Heather Markel, Writer, Speaker, Photographer, World Traveler

12 November 2018

Some more of the fascinating things I’ve discovered here.

Trains

Since Vietnamese people are mostly my height, or shorter (yay!) I find it quite amusing that trains don’t have luggage racks on the ground. Nope, they’re only overhead, and so high up that it’s impossible to reach them without standing on a seat, which they do. The train offers comfortable seats, however, they’re very loud from the high volume of the TV blasting a Vietnamese comedy show that repeats, and repeats, and repeats.

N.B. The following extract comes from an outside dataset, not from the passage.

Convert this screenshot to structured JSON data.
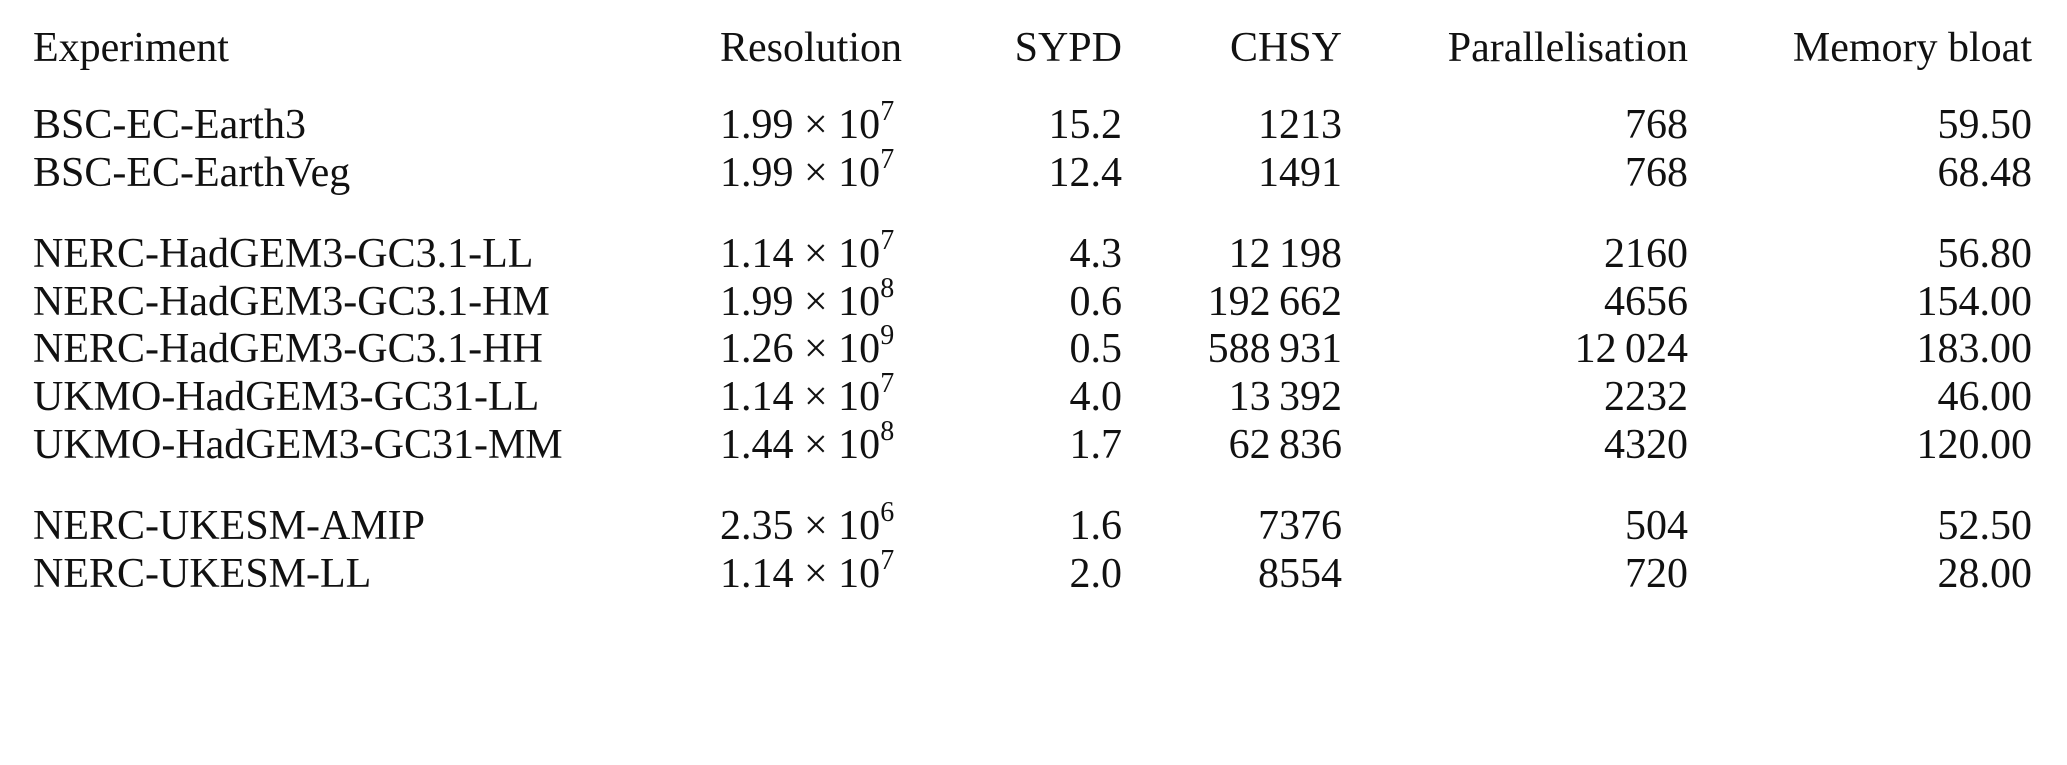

Putting luggage on the train.

Photograph by Heather Markel, Copyright 2018

Buses and Peeing

The sleeper bus is quite an experience. There are different kinds of sleeper bus – I like the one with two columns of reclining bed/seats. I am not in love with the 3-column bunk-bed style layout. However, I had to take a top bunk for a 15-hour bus ride. Despite being pretty uncomfortable and the driver frequently honking at motorcycles on the road, I had a blanket and a pillow (probably both unwashed) and slept soundly all night! While in the US I would usually only want to carry a wad of singles to go to a strip club (not that I do…) in Vietnam I need a wad of singles to go to the bathroom. Every rest stop, and many cultural sites, require 2,000 – 3,000 dong to use the toilet. And that’s just for the right of tearing off a few squares of toilet paper. Speaking of peeing, I’ve seen many Vietnamese men peeing openly on the street, but more shocking are the Vietnamese women I’ve seen squatting down, even on a public street. You know what? I’m glad because why shouldn’t women be able to pee in public, too?

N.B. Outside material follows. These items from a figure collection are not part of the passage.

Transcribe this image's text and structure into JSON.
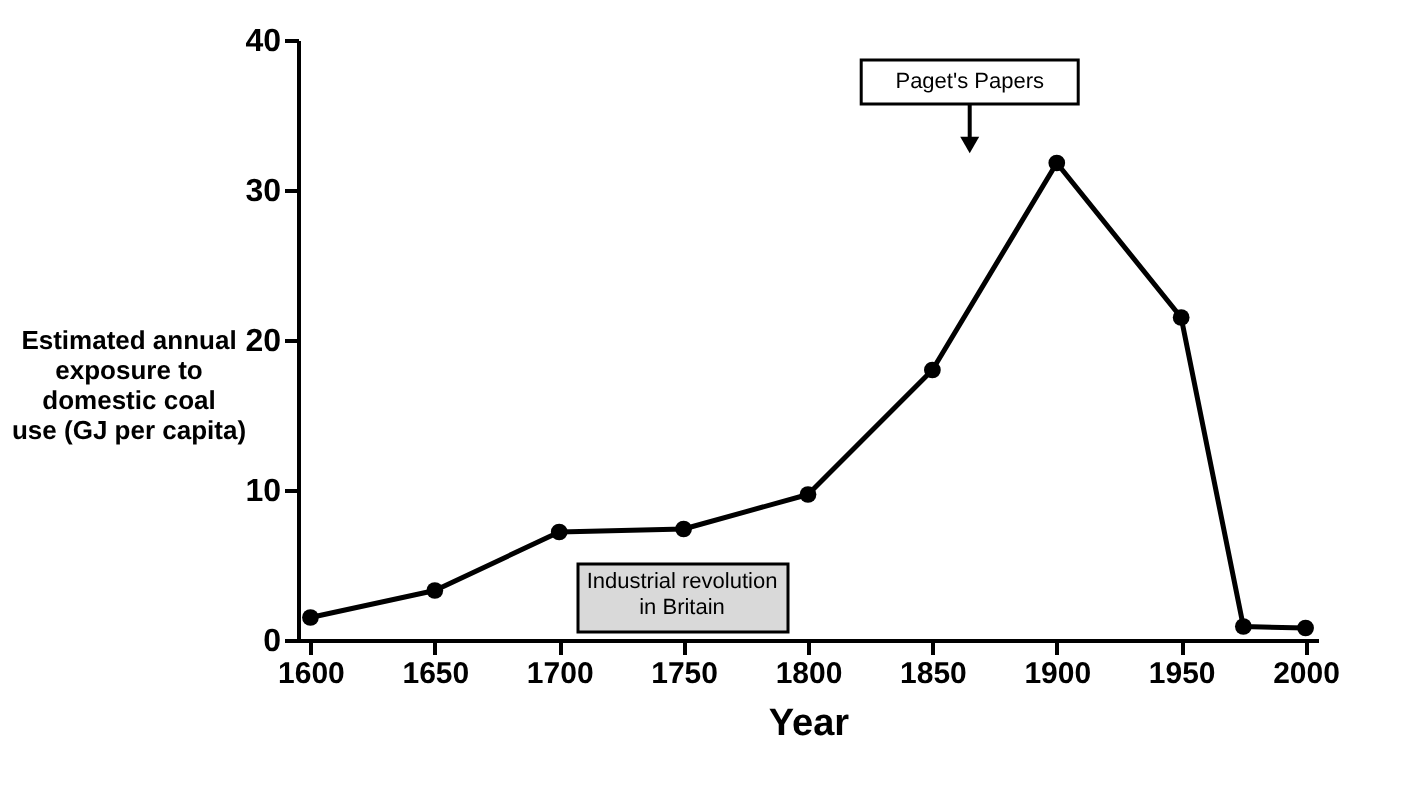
{
  "chart_data": {
    "type": "line",
    "xlabel": "Year",
    "ylabel": "Estimated annual\nexposure to\ndomestic coal\nuse (GJ per capita)",
    "x": [
      1600,
      1650,
      1700,
      1750,
      1800,
      1850,
      1900,
      1950,
      1975,
      2000
    ],
    "series": [
      {
        "color": "#000000",
        "values": [
          1.5,
          3.3,
          7.2,
          7.4,
          9.7,
          18.0,
          31.8,
          21.5,
          0.9,
          0.8
        ]
      }
    ],
    "xlim": [
      1595,
      2005
    ],
    "xticks": [
      1600,
      1650,
      1700,
      1750,
      1800,
      1850,
      1900,
      1950,
      2000
    ],
    "ylim": [
      0,
      40
    ],
    "yticks": [
      0,
      10,
      20,
      30,
      40
    ],
    "grid": false,
    "legend": false,
    "marker": "circle",
    "line_style": "solid",
    "annotations": [
      {
        "text": "Paget's  Papers",
        "x": 1865,
        "y": 33
      },
      "Industrial revolution\nin Britain"
    ]
  }
}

“Carrying singles is necessary to get toilet paper at roadside stopovers.”

Driving and Motorbikes

The driving here is, unexceptionally, crazy. Many people text and drive no matter whether they are driving a motorbike, a car, or a bus. I don’t even want to think about whether pilots text while flying. Everyone has a motorbike and the pattern of traffic is bewildering. It’s a big mush of traffic and somehow, they avoid hitting each other. Small children are sandwiched on motorbikes in huge amounts of traffic. I’ve even seen mothers carrying an infant in their arms in the back seat of a motorbike. I am obsessed with taking photos of the speeding bikes because I feel like I catch a slice of life as they go by. One person is texting, another has a bike so full of merchandise I can’t believe they got the bike to move without tipping over, and someone else is eating a snack, all while driving.  I ended up daring to accept a ride on the back of someone’s bike. They didn’t have a helmet for me so I was double terrified – as a kid I almost had an accident on a moped. So, I decided to challenge my fear and do it. I was scared, but yet, I tried to trust the driver knew the rules of the road, and the bike felt solid in his control. He adeptly navigated narrow passages and got me safely to my destination.

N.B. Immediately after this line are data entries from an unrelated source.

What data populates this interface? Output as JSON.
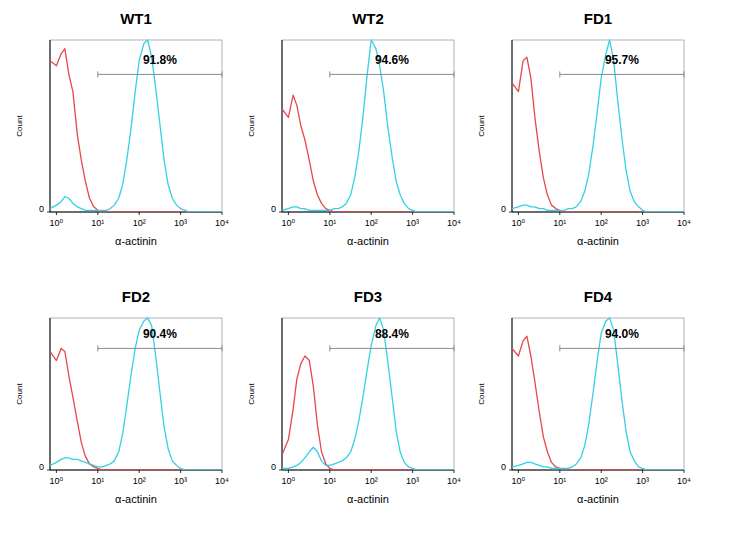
{
  "chart_data": [
    {
      "type": "line",
      "title": "WT1",
      "x_label": "α-actinin",
      "y_label": "Count",
      "log": "x",
      "xlim": [
        0.7,
        10000
      ],
      "ylim": [
        0,
        100
      ],
      "xticks": [
        {
          "value": 1,
          "label": "10⁰"
        },
        {
          "value": 10,
          "label": "10¹"
        },
        {
          "value": 100,
          "label": "10²"
        },
        {
          "value": 1000,
          "label": "10³"
        },
        {
          "value": 10000,
          "label": "10⁴"
        }
      ],
      "yticks": [
        0
      ],
      "x": [
        0.7,
        1,
        1.3,
        1.6,
        2,
        2.5,
        3.2,
        4,
        5,
        6.3,
        8,
        10,
        13,
        16,
        20,
        25,
        32,
        40,
        50,
        63,
        80,
        100,
        130,
        160,
        200,
        250,
        320,
        400,
        500,
        630,
        800,
        1000,
        1300,
        1600,
        2000,
        2500,
        3200,
        4000,
        5000,
        6300,
        8000,
        10000
      ],
      "series": [
        {
          "color": "#e5484d",
          "values": [
            88,
            85,
            92,
            95,
            80,
            70,
            45,
            30,
            18,
            8,
            3,
            1,
            0,
            0,
            0,
            0,
            0,
            0,
            0,
            0,
            0,
            0,
            0,
            0,
            0,
            0,
            0,
            0,
            0,
            0,
            0,
            0,
            0,
            0,
            0,
            0,
            0,
            0,
            0,
            0,
            0,
            0
          ]
        },
        {
          "color": "#35d0e6",
          "values": [
            2,
            4,
            6,
            9,
            8,
            5,
            3,
            2,
            1,
            1,
            1,
            1,
            1,
            1,
            2,
            4,
            8,
            16,
            30,
            48,
            70,
            88,
            98,
            100,
            90,
            72,
            50,
            30,
            16,
            8,
            4,
            2,
            1,
            0,
            0,
            0,
            0,
            0,
            0,
            0,
            0,
            0
          ]
        }
      ],
      "annotations": [
        {
          "text": "91.8%",
          "x": [
            10,
            10000
          ],
          "y": 80
        }
      ]
    },
    {
      "type": "line",
      "title": "WT2",
      "x_label": "α-actinin",
      "y_label": "Count",
      "log": "x",
      "xlim": [
        0.7,
        10000
      ],
      "ylim": [
        0,
        100
      ],
      "xticks": [
        {
          "value": 1,
          "label": "10⁰"
        },
        {
          "value": 10,
          "label": "10¹"
        },
        {
          "value": 100,
          "label": "10²"
        },
        {
          "value": 1000,
          "label": "10³"
        },
        {
          "value": 10000,
          "label": "10⁴"
        }
      ],
      "yticks": [
        0
      ],
      "x": [
        0.7,
        1,
        1.3,
        1.6,
        2,
        2.5,
        3.2,
        4,
        5,
        6.3,
        8,
        10,
        13,
        16,
        20,
        25,
        32,
        40,
        50,
        63,
        80,
        100,
        130,
        160,
        200,
        250,
        320,
        400,
        500,
        630,
        800,
        1000,
        1300,
        1600,
        2000,
        2500,
        3200,
        4000,
        5000,
        6300,
        8000,
        10000
      ],
      "series": [
        {
          "color": "#e5484d",
          "values": [
            60,
            55,
            68,
            62,
            50,
            42,
            30,
            18,
            10,
            5,
            2,
            1,
            0,
            0,
            0,
            0,
            0,
            0,
            0,
            0,
            0,
            0,
            0,
            0,
            0,
            0,
            0,
            0,
            0,
            0,
            0,
            0,
            0,
            0,
            0,
            0,
            0,
            0,
            0,
            0,
            0,
            0
          ]
        },
        {
          "color": "#35d0e6",
          "values": [
            1,
            2,
            3,
            3,
            2,
            2,
            1,
            1,
            1,
            1,
            1,
            1,
            2,
            2,
            3,
            5,
            10,
            20,
            35,
            55,
            80,
            100,
            95,
            85,
            70,
            50,
            32,
            18,
            10,
            5,
            2,
            1,
            0,
            0,
            0,
            0,
            0,
            0,
            0,
            0,
            0,
            0
          ]
        }
      ],
      "annotations": [
        {
          "text": "94.6%",
          "x": [
            10,
            10000
          ],
          "y": 80
        }
      ]
    },
    {
      "type": "line",
      "title": "FD1",
      "x_label": "α-actinin",
      "y_label": "Count",
      "log": "x",
      "xlim": [
        0.7,
        10000
      ],
      "ylim": [
        0,
        100
      ],
      "xticks": [
        {
          "value": 1,
          "label": "10⁰"
        },
        {
          "value": 10,
          "label": "10¹"
        },
        {
          "value": 100,
          "label": "10²"
        },
        {
          "value": 1000,
          "label": "10³"
        },
        {
          "value": 10000,
          "label": "10⁴"
        }
      ],
      "yticks": [
        0
      ],
      "x": [
        0.7,
        1,
        1.3,
        1.6,
        2,
        2.5,
        3.2,
        4,
        5,
        6.3,
        8,
        10,
        13,
        16,
        20,
        25,
        32,
        40,
        50,
        63,
        80,
        100,
        130,
        160,
        200,
        250,
        320,
        400,
        500,
        630,
        800,
        1000,
        1300,
        1600,
        2000,
        2500,
        3200,
        4000,
        5000,
        6300,
        8000,
        10000
      ],
      "series": [
        {
          "color": "#e5484d",
          "values": [
            75,
            70,
            88,
            90,
            78,
            55,
            35,
            20,
            10,
            4,
            2,
            1,
            0,
            0,
            0,
            0,
            0,
            0,
            0,
            0,
            0,
            0,
            0,
            0,
            0,
            0,
            0,
            0,
            0,
            0,
            0,
            0,
            0,
            0,
            0,
            0,
            0,
            0,
            0,
            0,
            0,
            0
          ]
        },
        {
          "color": "#35d0e6",
          "values": [
            2,
            3,
            4,
            4,
            3,
            3,
            2,
            2,
            1,
            1,
            1,
            1,
            1,
            2,
            2,
            3,
            6,
            12,
            22,
            38,
            58,
            78,
            92,
            100,
            88,
            65,
            42,
            24,
            12,
            6,
            3,
            1,
            0,
            0,
            0,
            0,
            0,
            0,
            0,
            0,
            0,
            0
          ]
        }
      ],
      "annotations": [
        {
          "text": "95.7%",
          "x": [
            10,
            10000
          ],
          "y": 80
        }
      ]
    },
    {
      "type": "line",
      "title": "FD2",
      "x_label": "α-actinin",
      "y_label": "Count",
      "log": "x",
      "xlim": [
        0.7,
        10000
      ],
      "ylim": [
        0,
        100
      ],
      "xticks": [
        {
          "value": 1,
          "label": "10⁰"
        },
        {
          "value": 10,
          "label": "10¹"
        },
        {
          "value": 100,
          "label": "10²"
        },
        {
          "value": 1000,
          "label": "10³"
        },
        {
          "value": 10000,
          "label": "10⁴"
        }
      ],
      "yticks": [
        0
      ],
      "x": [
        0.7,
        1,
        1.3,
        1.6,
        2,
        2.5,
        3.2,
        4,
        5,
        6.3,
        8,
        10,
        13,
        16,
        20,
        25,
        32,
        40,
        50,
        63,
        80,
        100,
        130,
        160,
        200,
        250,
        320,
        400,
        500,
        630,
        800,
        1000,
        1300,
        1600,
        2000,
        2500,
        3200,
        4000,
        5000,
        6300,
        8000,
        10000
      ],
      "series": [
        {
          "color": "#e5484d",
          "values": [
            78,
            72,
            80,
            78,
            62,
            48,
            32,
            18,
            9,
            4,
            2,
            1,
            0,
            0,
            0,
            0,
            0,
            0,
            0,
            0,
            0,
            0,
            0,
            0,
            0,
            0,
            0,
            0,
            0,
            0,
            0,
            0,
            0,
            0,
            0,
            0,
            0,
            0,
            0,
            0,
            0,
            0
          ]
        },
        {
          "color": "#35d0e6",
          "values": [
            3,
            5,
            7,
            8,
            8,
            7,
            7,
            6,
            5,
            4,
            3,
            2,
            2,
            3,
            4,
            6,
            12,
            24,
            42,
            62,
            80,
            92,
            98,
            100,
            95,
            75,
            50,
            28,
            14,
            6,
            3,
            1,
            0,
            0,
            0,
            0,
            0,
            0,
            0,
            0,
            0,
            0
          ]
        }
      ],
      "annotations": [
        {
          "text": "90.4%",
          "x": [
            10,
            10000
          ],
          "y": 80
        }
      ]
    },
    {
      "type": "line",
      "title": "FD3",
      "x_label": "α-actinin",
      "y_label": "Count",
      "log": "x",
      "xlim": [
        0.7,
        10000
      ],
      "ylim": [
        0,
        100
      ],
      "xticks": [
        {
          "value": 1,
          "label": "10⁰"
        },
        {
          "value": 10,
          "label": "10¹"
        },
        {
          "value": 100,
          "label": "10²"
        },
        {
          "value": 1000,
          "label": "10³"
        },
        {
          "value": 10000,
          "label": "10⁴"
        }
      ],
      "yticks": [
        0
      ],
      "x": [
        0.7,
        1,
        1.3,
        1.6,
        2,
        2.5,
        3.2,
        4,
        5,
        6.3,
        8,
        10,
        13,
        16,
        20,
        25,
        32,
        40,
        50,
        63,
        80,
        100,
        130,
        160,
        200,
        250,
        320,
        400,
        500,
        630,
        800,
        1000,
        1300,
        1600,
        2000,
        2500,
        3200,
        4000,
        5000,
        6300,
        8000,
        10000
      ],
      "series": [
        {
          "color": "#e5484d",
          "values": [
            10,
            20,
            40,
            60,
            70,
            75,
            72,
            55,
            30,
            12,
            4,
            1,
            0,
            0,
            0,
            0,
            0,
            0,
            0,
            0,
            0,
            0,
            0,
            0,
            0,
            0,
            0,
            0,
            0,
            0,
            0,
            0,
            0,
            0,
            0,
            0,
            0,
            0,
            0,
            0,
            0,
            0
          ]
        },
        {
          "color": "#35d0e6",
          "values": [
            1,
            1,
            2,
            3,
            5,
            8,
            12,
            15,
            12,
            6,
            3,
            3,
            4,
            5,
            6,
            8,
            12,
            20,
            32,
            48,
            66,
            82,
            95,
            100,
            92,
            72,
            48,
            26,
            12,
            5,
            2,
            1,
            0,
            0,
            0,
            0,
            0,
            0,
            0,
            0,
            0,
            0
          ]
        }
      ],
      "annotations": [
        {
          "text": "88.4%",
          "x": [
            10,
            10000
          ],
          "y": 80
        }
      ]
    },
    {
      "type": "line",
      "title": "FD4",
      "x_label": "α-actinin",
      "y_label": "Count",
      "log": "x",
      "xlim": [
        0.7,
        10000
      ],
      "ylim": [
        0,
        100
      ],
      "xticks": [
        {
          "value": 1,
          "label": "10⁰"
        },
        {
          "value": 10,
          "label": "10¹"
        },
        {
          "value": 100,
          "label": "10²"
        },
        {
          "value": 1000,
          "label": "10³"
        },
        {
          "value": 10000,
          "label": "10⁴"
        }
      ],
      "yticks": [
        0
      ],
      "x": [
        0.7,
        1,
        1.3,
        1.6,
        2,
        2.5,
        3.2,
        4,
        5,
        6.3,
        8,
        10,
        13,
        16,
        20,
        25,
        32,
        40,
        50,
        63,
        80,
        100,
        130,
        160,
        200,
        250,
        320,
        400,
        500,
        630,
        800,
        1000,
        1300,
        1600,
        2000,
        2500,
        3200,
        4000,
        5000,
        6300,
        8000,
        10000
      ],
      "series": [
        {
          "color": "#e5484d",
          "values": [
            80,
            75,
            85,
            88,
            75,
            58,
            38,
            22,
            12,
            5,
            2,
            1,
            0,
            0,
            0,
            0,
            0,
            0,
            0,
            0,
            0,
            0,
            0,
            0,
            0,
            0,
            0,
            0,
            0,
            0,
            0,
            0,
            0,
            0,
            0,
            0,
            0,
            0,
            0,
            0,
            0,
            0
          ]
        },
        {
          "color": "#35d0e6",
          "values": [
            2,
            3,
            4,
            5,
            5,
            4,
            3,
            2,
            2,
            1,
            1,
            1,
            1,
            1,
            2,
            4,
            8,
            16,
            30,
            50,
            72,
            90,
            98,
            100,
            92,
            70,
            45,
            25,
            12,
            6,
            2,
            1,
            0,
            0,
            0,
            0,
            0,
            0,
            0,
            0,
            0,
            0
          ]
        }
      ],
      "annotations": [
        {
          "text": "94.0%",
          "x": [
            10,
            10000
          ],
          "y": 80
        }
      ]
    }
  ]
}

View from the top bunk in a sleeper bus – crazy lights and all.

Photograph by Heather Markel, Copyright 2018

Navigating Traffic

Trying to walk in crowded cities like Hanoi, and even worse, Ho Chi Minh, feels like you’re being extremely stupid with your life. The jaywalking culture of New York is a definite asset, but you just don’t really know what traffic will do, and you have to trust that somehow it will work it’s way around you. I laugh at myself when I see a crosswalk. I stand there waiting for the traffic to slow down to let me cross, as I’m conditioned to do (oooh, conditioning again!) and then I snap out of it and realize the traffic is waiting for me to boldly walk in front of it. In Ho Chi Minh the streets are huge and there are masses of bikes. For one street I use a Vietnamese woman with groceries as a shield and follow her lead to cross, then smile at her once on the other side. On another, even bigger street with two-way traffic, a Vietnamese man on a bike, trying to cross against the traffic, signals me to walk with him as a shield. I swear, I’d still be standing on that corner if not for him. I thank him, he nods, and rides off. My savior on a motorbike hero stallion. (I wonder if girls in Vietnam grow up seeing a prince charming riding a white motorbike instead of a stallion?)

Pollution and Garbage

A lot of Vietnamese people wear face masks to prevent them from inhaling too much pollution. Before, I only noticed Asians wearing masks on planes, and I thought they were sick, or trying to avoid getting sick. Now I understand it’s part of the culture and necessary. I also notice that there are almost no garbage cans on city streets. Sometimes a pile of garbage presents itself someplace, other times it’s just randomly strewed on the streets.